A ANTT aprovou nesta quinta-feira, 26 de março de 2026, a resolução que regulamenta o sistema de livre passagem, conhecido como free flow, em rodovias federais com concessões sob fiscalização da agência. A medida elimina praças físicas e cancela, adotando cobrança eletrônica automática.
As regras foram definidas com base em audiências públicas, consultas internas e testes já realizados em rodovias com free flow. O texto entra em vigor em 120 dias e visa aumentar transparência, segurança jurídica e proteção ao usuário.
Estrutura da cobrança e prazos
O pagamento pode ocorrer antes, durante ou após a passagem pelo pórtico. Pagamentos são aceitos via Pix, cartões, plataformas digitais ou pontos autorizados. Motoristas podem pagar ou após a passagem.
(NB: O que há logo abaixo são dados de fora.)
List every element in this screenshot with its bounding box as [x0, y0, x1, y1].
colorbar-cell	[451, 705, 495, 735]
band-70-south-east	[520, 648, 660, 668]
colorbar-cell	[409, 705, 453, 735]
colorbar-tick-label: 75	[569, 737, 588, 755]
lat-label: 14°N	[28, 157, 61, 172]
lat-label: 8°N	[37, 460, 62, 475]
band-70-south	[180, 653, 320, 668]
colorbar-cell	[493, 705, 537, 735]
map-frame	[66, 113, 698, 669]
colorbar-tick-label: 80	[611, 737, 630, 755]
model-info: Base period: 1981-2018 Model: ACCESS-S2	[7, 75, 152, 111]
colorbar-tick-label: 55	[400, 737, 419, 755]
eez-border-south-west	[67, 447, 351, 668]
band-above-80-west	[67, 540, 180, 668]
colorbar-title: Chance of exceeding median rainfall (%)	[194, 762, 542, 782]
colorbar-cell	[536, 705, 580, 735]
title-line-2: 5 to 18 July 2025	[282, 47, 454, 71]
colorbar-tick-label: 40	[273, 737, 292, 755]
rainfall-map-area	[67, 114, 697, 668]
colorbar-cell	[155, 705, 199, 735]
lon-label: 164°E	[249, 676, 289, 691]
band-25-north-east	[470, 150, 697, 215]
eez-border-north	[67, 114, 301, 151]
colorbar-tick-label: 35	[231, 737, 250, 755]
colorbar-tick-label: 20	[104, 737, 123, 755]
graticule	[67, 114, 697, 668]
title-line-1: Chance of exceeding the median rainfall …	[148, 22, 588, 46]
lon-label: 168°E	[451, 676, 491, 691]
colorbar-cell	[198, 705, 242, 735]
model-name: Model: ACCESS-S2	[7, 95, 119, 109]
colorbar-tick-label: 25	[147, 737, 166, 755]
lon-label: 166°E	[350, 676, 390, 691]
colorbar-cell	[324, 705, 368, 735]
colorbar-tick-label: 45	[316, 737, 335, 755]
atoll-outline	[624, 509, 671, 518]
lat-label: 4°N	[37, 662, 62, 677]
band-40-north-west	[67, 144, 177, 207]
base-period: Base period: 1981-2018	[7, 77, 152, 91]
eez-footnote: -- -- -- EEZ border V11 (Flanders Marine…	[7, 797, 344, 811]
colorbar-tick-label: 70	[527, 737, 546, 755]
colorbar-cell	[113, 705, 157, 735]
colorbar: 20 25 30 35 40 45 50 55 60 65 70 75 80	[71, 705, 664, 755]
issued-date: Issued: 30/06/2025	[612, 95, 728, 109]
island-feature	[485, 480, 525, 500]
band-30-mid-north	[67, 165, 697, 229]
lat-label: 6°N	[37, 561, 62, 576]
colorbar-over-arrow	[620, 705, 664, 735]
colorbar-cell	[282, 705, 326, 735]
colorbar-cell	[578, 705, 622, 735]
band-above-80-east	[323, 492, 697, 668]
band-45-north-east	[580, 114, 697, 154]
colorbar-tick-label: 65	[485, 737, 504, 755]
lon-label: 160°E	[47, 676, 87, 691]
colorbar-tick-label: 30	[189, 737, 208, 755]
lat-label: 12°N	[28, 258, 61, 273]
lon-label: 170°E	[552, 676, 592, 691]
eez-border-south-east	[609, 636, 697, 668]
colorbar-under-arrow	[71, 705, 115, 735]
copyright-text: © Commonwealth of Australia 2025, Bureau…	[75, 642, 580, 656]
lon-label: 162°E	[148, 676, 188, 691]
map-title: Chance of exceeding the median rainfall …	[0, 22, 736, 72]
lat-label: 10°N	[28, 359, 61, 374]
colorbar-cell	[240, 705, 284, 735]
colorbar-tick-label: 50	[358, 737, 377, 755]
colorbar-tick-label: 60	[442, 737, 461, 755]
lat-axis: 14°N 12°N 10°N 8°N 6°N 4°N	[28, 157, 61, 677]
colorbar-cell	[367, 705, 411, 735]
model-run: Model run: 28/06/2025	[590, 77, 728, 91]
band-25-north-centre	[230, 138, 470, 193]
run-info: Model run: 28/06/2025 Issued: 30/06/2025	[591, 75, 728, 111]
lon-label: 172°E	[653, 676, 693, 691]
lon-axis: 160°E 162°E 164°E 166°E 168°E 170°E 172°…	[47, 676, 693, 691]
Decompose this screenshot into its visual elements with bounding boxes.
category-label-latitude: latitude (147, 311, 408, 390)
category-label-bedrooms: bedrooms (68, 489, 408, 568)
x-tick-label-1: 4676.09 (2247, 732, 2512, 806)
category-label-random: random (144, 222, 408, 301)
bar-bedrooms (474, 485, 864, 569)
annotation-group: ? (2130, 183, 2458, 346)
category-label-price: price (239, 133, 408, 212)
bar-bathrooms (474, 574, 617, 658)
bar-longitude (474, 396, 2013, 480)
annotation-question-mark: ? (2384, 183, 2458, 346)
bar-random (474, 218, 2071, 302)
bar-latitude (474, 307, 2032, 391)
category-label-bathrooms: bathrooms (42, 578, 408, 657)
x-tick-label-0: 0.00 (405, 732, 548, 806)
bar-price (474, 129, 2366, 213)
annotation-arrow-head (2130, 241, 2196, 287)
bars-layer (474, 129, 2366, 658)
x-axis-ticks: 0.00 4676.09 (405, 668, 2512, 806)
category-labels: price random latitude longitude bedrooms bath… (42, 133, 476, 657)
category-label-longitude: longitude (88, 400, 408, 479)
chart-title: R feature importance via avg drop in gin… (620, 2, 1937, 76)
As concessionárias devem disponibilizar a opção de pagamento após a passagem em até duas horas para pelo menos 90% das passagens pagas. Passado o prazo, há cobrança de juros e multas conforme o CTB.
Em caso de cobrança indevida, o usuário recebe ressarcimento em dobro em até 7 dias corridos. A norma também estabelece transparência, com informações de localização, tarifas, formas de pagamento e canais de atendimento disponíveis nos sites.
As empresas concessionárias ficam responsáveis pela implantação, manutenção e pelos custos do sistema. Devem responder por falhas operacionais e por riscos tecnológicos, conforme as regras.
Desempenho do sistema também é definido: pórticos devem operar 98% do tempo mensal, leitura de placas acima de 95% e transações com 99% de confiabilidade.